Wei Huan, Wu Fei, Li Lijuan, Yang Xiaoti, Xu Cong, Yu Ping, Ma Furong, Mao Lanqun
Beijing National Laboratory for Molecular Sciences, Key Laboratory of Analytical Chemistry for Living Biosystems, Institute of Chemistry, The Chinese Academy of Sciences, Beijing 100190, China.
University of Chinese Academy of Sciences, Beijing 100049, China.
Anal Chem. 2020 Aug 18;92(16):11374-11379. doi: 10.1021/acs.analchem.0c02240. Epub 2020 Jul 28.
Probing chemical information in the central nervous system is essential for understanding the molecular mechanism of brain function. Electrochemistry with tissue-implantable carbon fiber electrodes (CFEs) provides a powerful tool for monitoring the dynamics of neurochemicals in a subsecond time scale; however, the implantation of CFEs into brain tissue immediately causes the nonspecific adsorption of proteins on electrode surfaces. This process can dramatically impact the performance of the electrochemical method in terms of reduced sensitivity and accuracy. Herein, we report a strategy to minimize the electrode biofouling by masking CFEs with leukocyte membranes (LMs). We find that the LM masking endows CFEs with a highly hydrophilic surface that gains a high resistance to nonspecific protein adsorption.
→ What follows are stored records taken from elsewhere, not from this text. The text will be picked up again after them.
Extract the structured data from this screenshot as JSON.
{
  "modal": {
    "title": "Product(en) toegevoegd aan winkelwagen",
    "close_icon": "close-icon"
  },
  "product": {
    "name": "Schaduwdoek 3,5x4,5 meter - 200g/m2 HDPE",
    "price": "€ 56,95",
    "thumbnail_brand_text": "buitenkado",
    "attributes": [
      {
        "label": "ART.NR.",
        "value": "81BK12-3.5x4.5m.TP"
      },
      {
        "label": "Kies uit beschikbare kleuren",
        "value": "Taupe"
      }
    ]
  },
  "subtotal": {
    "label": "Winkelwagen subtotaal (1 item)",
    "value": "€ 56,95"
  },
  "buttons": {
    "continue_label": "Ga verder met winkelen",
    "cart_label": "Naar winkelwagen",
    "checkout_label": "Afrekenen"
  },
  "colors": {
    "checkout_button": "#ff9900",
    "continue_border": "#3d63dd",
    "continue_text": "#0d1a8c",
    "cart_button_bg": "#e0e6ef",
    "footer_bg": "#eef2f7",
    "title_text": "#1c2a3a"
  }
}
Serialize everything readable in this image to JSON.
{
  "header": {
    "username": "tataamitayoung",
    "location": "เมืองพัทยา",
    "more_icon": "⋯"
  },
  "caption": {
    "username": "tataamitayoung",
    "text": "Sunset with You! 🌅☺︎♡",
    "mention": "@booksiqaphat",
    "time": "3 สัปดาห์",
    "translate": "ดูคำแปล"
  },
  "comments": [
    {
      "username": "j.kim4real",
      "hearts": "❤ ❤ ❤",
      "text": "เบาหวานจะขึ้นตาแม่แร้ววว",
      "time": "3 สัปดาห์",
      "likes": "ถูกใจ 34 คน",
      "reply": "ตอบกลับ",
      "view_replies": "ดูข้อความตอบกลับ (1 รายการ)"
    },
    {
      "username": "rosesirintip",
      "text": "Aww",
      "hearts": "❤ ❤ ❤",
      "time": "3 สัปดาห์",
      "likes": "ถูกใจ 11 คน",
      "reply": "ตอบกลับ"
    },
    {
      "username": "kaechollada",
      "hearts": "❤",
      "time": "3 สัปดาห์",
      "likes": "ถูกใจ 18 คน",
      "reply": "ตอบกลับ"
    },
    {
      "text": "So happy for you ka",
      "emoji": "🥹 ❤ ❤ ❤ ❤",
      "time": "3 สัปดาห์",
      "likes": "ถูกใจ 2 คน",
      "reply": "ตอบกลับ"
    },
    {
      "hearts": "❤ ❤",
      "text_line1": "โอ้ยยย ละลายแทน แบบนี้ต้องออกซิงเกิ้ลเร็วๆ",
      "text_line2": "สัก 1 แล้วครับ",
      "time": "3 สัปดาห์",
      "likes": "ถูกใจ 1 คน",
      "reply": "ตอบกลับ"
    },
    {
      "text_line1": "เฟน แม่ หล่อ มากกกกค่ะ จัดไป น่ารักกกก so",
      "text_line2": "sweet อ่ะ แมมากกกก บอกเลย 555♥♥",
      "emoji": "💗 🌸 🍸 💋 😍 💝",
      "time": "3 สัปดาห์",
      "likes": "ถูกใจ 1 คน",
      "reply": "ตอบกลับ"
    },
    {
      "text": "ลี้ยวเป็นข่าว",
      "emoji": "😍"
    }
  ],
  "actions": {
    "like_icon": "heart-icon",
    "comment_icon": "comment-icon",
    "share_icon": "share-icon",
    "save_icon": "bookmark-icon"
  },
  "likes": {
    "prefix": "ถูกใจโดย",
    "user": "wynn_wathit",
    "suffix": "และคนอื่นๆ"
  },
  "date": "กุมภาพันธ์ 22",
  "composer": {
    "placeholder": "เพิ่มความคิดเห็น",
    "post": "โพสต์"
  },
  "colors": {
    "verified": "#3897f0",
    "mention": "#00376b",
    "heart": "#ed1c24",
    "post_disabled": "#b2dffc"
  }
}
The electrode reactivity to target molecules decreases by a small degree due to the membrane coating, but the sensitivity loss of the LM-masked CFEs is greatly lessened even after implantation for 8 h. This study offers a new method of microelectrode modification by natural cell membranes for sustained sensing performance during long-term analysis.
探究中枢神经系统中的化学信息对于理解脑功能的分子机制至关重要。使用可植入组织的碳纤维电极(CFE)进行电化学分析,为在亚秒级时间尺度上监测神经化学物质的动态变化提供了一个强大的工具;然而,将CFE植入脑组织会立即导致蛋白质在电极表面的非特异性吸附。这个过程会在灵敏度和准确性降低方面极大地影响电化学方法的性能。在此,我们报告一种通过用白细胞膜(LM)覆盖CFE来最小化电极生物污染的策略。我们发现,LM覆盖赋予CFE高度亲水的表面,使其对非特异性蛋白质吸附具有高抗性。由于膜涂层,电极对目标分子的反应性略有降低,但即使在植入8小时后,LM覆盖的CFE的灵敏度损失也大大减轻。这项研究提供了一种通过天然细胞膜对微电极进行修饰的新方法,以在长期分析过程中保持传感性能。